José Ortega y. Gasset, “... biz dünyamızın olmamızı istediği gibiyiz ve temel özelliklerimiz çevremizin etkisi altındadır. Böylelikle, yaşamamız, dünya ile olan ilişkimizden başka bir şey değildir. Onun bize sunduğu genel, kendi yaşamımızın genel çehresini oluşturacaktır. Bu nedenle, bugünün insanının değişik olan özelliklerini gözlemleme üzerinde çok fazla duruyorum. İnsan için geçmişteki yaşadığı zorluklar, tehlikeler, istek, sınırlama, bağımlılık anlamına gelirken, yeni dünya; sınırsız imkân, güven ve bağımsızlık anlamına geliyor. Bu ilk ve son izlenimlerin temelinde, her çağdaş insanın aklı da çağına göre biçimlenecektir. Bu temel izlenim, kişinin içinde durmak bilmeyen bir ses olur ve ona yaşamın tarifini verir, bu aynı zamanda ahlâki bir zorunluluktur. Eğer geleneksel düşünce “Yaşamak kendini sınırlamış hissetmektir ve böylelikle bizi sınırlayanla hesaplaşmaktır.” diye fısıldarsa, en yeni ses de “Yaşamak sınırsızlıktır ve sonuçta birinin kendisini kendisine bırakmasıdır.
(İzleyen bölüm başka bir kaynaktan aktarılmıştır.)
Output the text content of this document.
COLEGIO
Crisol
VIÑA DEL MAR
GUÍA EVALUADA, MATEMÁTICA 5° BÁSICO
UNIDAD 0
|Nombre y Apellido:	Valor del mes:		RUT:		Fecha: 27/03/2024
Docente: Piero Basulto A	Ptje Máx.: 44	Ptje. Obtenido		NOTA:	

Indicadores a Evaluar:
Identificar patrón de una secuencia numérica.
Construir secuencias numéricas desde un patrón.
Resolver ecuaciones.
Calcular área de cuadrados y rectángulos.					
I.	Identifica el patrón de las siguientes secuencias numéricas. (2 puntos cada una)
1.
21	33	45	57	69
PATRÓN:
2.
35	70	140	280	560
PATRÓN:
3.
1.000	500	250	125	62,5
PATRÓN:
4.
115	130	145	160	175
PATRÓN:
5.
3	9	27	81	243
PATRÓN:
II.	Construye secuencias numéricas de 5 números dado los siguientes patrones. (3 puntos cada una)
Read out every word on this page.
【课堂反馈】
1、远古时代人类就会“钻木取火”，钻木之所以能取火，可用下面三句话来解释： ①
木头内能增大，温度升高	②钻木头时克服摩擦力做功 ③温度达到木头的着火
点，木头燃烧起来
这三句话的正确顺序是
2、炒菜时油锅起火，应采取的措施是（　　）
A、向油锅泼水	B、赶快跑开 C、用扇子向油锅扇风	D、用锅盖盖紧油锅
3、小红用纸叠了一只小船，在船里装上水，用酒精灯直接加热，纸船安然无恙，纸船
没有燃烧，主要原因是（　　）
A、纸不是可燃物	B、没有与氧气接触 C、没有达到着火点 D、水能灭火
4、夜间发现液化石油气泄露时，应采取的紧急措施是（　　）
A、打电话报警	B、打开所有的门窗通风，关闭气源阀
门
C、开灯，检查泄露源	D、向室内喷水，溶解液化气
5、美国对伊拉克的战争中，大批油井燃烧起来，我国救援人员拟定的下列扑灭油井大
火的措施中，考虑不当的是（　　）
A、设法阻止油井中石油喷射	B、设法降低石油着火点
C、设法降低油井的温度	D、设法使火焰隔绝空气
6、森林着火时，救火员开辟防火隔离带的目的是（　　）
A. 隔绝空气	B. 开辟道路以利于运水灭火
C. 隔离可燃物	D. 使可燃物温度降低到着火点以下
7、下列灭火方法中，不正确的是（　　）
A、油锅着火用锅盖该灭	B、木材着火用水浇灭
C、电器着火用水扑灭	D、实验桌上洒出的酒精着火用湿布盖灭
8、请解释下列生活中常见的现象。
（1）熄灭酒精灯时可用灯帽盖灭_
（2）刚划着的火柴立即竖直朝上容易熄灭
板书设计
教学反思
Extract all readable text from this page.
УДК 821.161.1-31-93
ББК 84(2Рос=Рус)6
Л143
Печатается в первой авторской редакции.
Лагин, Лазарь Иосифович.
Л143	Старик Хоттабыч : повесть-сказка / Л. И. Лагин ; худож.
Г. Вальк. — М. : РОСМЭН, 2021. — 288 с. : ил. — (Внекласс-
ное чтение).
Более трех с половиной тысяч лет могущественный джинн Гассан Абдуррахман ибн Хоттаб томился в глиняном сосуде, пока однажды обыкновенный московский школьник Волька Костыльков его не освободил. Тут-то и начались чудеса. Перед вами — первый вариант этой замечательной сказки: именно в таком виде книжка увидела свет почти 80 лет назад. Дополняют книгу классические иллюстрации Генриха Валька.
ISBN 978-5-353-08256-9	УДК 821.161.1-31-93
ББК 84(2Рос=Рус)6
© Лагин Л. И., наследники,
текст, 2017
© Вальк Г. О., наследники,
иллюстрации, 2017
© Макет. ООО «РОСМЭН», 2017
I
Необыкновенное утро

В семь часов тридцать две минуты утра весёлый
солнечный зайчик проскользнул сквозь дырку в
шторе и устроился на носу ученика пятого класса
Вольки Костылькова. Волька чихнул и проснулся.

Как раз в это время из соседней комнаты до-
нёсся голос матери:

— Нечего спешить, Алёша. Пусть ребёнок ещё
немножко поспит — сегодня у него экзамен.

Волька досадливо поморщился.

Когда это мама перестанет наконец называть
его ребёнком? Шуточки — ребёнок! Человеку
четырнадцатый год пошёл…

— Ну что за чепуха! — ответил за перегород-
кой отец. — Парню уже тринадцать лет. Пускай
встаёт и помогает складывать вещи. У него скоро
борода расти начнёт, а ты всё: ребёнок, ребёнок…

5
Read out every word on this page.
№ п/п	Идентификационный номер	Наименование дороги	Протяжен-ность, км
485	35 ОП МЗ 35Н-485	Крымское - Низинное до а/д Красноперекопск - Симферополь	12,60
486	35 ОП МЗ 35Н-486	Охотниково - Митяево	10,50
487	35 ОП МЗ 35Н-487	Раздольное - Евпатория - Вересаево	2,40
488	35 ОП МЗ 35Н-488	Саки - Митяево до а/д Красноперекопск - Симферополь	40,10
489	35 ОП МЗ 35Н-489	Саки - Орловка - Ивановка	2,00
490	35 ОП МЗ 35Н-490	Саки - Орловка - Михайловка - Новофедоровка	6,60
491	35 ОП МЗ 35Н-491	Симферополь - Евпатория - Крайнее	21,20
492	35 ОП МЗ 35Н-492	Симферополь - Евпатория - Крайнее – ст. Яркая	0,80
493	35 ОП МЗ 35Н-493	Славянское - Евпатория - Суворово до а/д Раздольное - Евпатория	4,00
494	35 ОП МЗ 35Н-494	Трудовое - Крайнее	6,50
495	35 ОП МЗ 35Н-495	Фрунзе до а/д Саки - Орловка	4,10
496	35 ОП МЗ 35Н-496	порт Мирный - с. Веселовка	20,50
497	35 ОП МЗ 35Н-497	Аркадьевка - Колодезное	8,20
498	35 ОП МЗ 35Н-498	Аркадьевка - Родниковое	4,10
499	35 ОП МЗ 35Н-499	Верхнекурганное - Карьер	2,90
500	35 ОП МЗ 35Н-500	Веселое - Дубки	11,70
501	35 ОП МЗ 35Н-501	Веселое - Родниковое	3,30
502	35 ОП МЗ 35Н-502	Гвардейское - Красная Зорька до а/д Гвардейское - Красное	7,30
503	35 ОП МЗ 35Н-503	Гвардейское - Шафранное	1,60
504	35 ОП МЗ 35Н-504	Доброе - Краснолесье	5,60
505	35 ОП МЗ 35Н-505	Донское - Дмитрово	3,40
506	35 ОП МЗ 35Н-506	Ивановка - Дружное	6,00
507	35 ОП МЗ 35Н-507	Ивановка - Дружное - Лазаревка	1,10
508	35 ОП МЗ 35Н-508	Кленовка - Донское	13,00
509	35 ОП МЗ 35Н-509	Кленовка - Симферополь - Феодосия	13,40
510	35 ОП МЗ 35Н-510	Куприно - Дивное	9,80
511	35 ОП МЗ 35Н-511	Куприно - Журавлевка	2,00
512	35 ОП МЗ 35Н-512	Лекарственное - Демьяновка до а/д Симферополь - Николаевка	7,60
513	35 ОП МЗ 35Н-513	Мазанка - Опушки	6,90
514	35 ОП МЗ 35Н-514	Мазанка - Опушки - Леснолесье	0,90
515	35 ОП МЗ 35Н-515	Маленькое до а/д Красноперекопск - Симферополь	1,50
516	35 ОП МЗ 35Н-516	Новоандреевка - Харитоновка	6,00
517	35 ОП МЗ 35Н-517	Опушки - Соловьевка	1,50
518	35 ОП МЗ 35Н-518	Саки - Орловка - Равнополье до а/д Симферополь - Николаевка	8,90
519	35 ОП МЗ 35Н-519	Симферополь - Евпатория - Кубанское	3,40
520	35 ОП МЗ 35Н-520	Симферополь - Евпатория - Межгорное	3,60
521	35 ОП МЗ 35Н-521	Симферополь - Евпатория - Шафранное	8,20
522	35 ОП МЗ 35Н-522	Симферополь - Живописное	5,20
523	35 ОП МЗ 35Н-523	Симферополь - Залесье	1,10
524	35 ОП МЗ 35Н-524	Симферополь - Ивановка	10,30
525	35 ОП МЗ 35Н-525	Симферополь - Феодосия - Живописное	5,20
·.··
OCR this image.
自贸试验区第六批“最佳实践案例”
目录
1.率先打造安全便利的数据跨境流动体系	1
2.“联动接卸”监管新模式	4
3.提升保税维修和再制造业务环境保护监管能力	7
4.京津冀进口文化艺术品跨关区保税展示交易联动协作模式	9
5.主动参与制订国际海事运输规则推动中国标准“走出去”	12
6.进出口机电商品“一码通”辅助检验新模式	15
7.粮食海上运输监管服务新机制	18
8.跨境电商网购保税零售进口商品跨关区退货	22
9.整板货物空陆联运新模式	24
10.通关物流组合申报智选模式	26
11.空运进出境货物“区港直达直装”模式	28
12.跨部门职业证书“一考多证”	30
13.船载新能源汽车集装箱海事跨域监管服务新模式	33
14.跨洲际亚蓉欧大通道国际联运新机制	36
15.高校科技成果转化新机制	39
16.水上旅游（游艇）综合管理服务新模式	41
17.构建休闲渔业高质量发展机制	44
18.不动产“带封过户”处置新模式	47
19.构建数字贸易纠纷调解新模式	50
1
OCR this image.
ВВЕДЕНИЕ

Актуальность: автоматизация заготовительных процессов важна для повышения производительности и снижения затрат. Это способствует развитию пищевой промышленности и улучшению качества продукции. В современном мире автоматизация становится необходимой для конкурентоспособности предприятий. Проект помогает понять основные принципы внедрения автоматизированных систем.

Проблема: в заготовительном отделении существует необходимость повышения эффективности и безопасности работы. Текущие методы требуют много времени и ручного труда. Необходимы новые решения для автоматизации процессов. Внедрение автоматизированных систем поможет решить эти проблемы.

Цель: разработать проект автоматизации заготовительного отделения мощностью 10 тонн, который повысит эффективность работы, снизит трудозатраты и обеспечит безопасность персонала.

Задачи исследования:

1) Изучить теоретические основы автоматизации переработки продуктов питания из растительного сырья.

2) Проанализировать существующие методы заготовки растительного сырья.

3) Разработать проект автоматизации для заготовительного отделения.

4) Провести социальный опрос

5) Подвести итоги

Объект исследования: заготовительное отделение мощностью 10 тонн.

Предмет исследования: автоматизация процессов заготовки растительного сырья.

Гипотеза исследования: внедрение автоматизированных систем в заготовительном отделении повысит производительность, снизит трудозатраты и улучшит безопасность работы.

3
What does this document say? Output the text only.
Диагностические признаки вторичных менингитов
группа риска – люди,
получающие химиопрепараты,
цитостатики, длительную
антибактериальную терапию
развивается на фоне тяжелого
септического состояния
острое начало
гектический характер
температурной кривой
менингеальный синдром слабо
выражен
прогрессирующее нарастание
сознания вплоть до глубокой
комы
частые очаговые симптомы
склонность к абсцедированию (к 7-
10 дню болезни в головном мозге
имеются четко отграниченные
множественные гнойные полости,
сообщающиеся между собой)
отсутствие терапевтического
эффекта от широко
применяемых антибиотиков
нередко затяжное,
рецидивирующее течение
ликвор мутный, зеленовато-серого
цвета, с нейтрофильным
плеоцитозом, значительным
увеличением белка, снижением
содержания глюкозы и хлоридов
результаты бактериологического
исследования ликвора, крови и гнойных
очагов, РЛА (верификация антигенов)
Pratikte hiçbir şey imkânsız değildir, hiçbir şey tehlikeli değildir ve prensipte kimse kimseden üstün değildir.” diye bağırır. Bu temel deneyim, kitle adamının geleneksel, değişmeyen yapısını tamamıyla yansıtmaktadır. Çünkü kitle adamı kendini daima, doğası gereği, maddi kısıtlamalar ve yüksek sosyal güçlerle karşı karşıya hissetmiştir. Onun gözünde bu, hayatın ta kendisiydi. Eğer durumunu geliştirmeyi başardıysa, toplumsal seviyesini yükselttiyse, bunu kendine gülen şansa bağladı. Eğer buna bağlamadıysa, ona neye malolduğunu bildiği büyük bir çabaya bağladı. Her iki durumda da, sorun, dünyanın ve yaşamın genel yapısına uyanma sorunu idi.” (Kitlelerin Ayaklanışı, José Ortega y. Gasset, Çeviren: Koray Karaşahin, Babil y. 2003, İstanbul, s. 56-57) diye açıklıyor hızla indirime giren dünyayı. Bu bağlamda Benjamin de kavramsal birtakım şeylerle buluşmaya giderken yanına insanın başkalıklarını almış gözükmekte. Değişimin süregelenle harmanlanıp bir hızda ilerlemesi elbette doğal bir süreçtir. Ama bugünün dünyasının hiç şaşkınlık yaratmadığı da başka bir gerçek olarak duruyor.
Peki, görmek şaşırtmıyorsa artık, gösterenin önemi ne kadar kalabilir? Walter Benjamin, kedilerden kentlere çıkabilirdi. Kentin pasajlarında inceden demlenmeyi tercih etti. Olabilirdi. Oldu da. Akşamdı. Kediler için hiç de eğlenceli sayılmazdı.